Department of Health, Medicine and Caring Sciences (HMV), Linköping University, SE-581 85, Linköping, Sweden.
J Digit Imaging. 2021 Feb;34(1):105-115. doi: 10.1007/s10278-020-00384-4.
Artificial intelligence (AI) holds much promise for enabling highly desired imaging diagnostics improvements. One of the most limiting bottlenecks for the development of useful clinical-grade AI models is the lack of training data. One aspect is the large amount of cases needed and another is the necessity of high-quality ground truth annotation. The aim of the project was to establish and describe the construction of a database with substantial amounts of detail-annotated oncology imaging data from pathology and radiology. A specific objective was to be proactive, that is, to support undefined subsequent AI training across a wide range of tasks, such as detection, quantification, segmentation, and classification, which puts particular focus on the quality and generality of the annotations. The main outcome of this project was the database as such, with a collection of labeled image data from breast, ovary, skin, colon, skeleton, and liver. In addition, this effort also served as an exploration of best practices for further scalability of high-quality image collections, and a main contribution of the study was generic lessons learned regarding how to successfully organize efforts to construct medical imaging databases for AI training, summarized as eight guiding principles covering team, process, and execution aspects.
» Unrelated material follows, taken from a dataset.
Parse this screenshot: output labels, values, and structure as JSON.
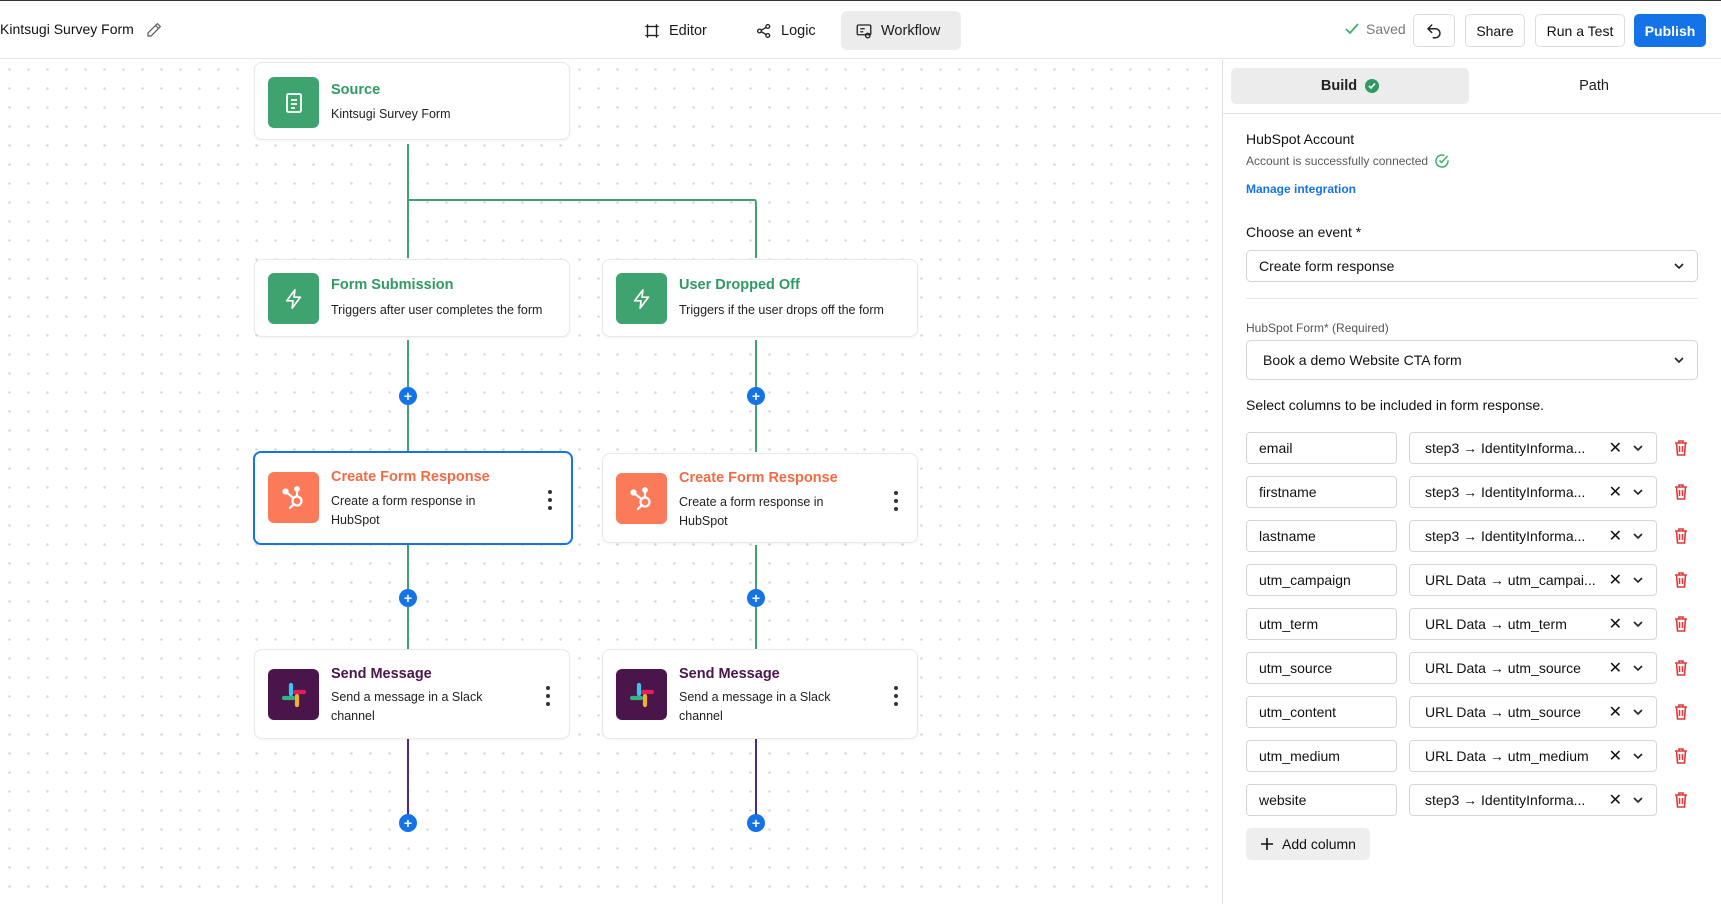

人工智能(AI)在实现高度期望的成像诊断改进方面具有很大的潜力。开发有用的临床级 AI 模型的最具限制性的瓶颈之一是缺乏训练数据。一方面是需要大量的病例,另一方面是高质量的地面实况注释的必要性。该项目的目的是建立和描述一个数据库的构建,该数据库包含大量详细注释的肿瘤学成像数据,来自病理学和放射学。一个具体的目标是积极主动,也就是说,支持未定义的后续 AI 培训,涵盖广泛的任务,如检测、量化、分割和分类,这特别关注注释的质量和通用性。该项目的主要成果是这样的数据库,其中包含来自乳房、卵巢、皮肤、结肠、骨骼和肝脏的标记图像数据。此外,这项工作还探索了进一步扩展高质量图像集的最佳实践,该研究的主要贡献是关于如何成功组织用于 AI 训练的医学成像数据库构建工作的通用经验教训,总结为涵盖团队、流程和执行方面的八项指导原则。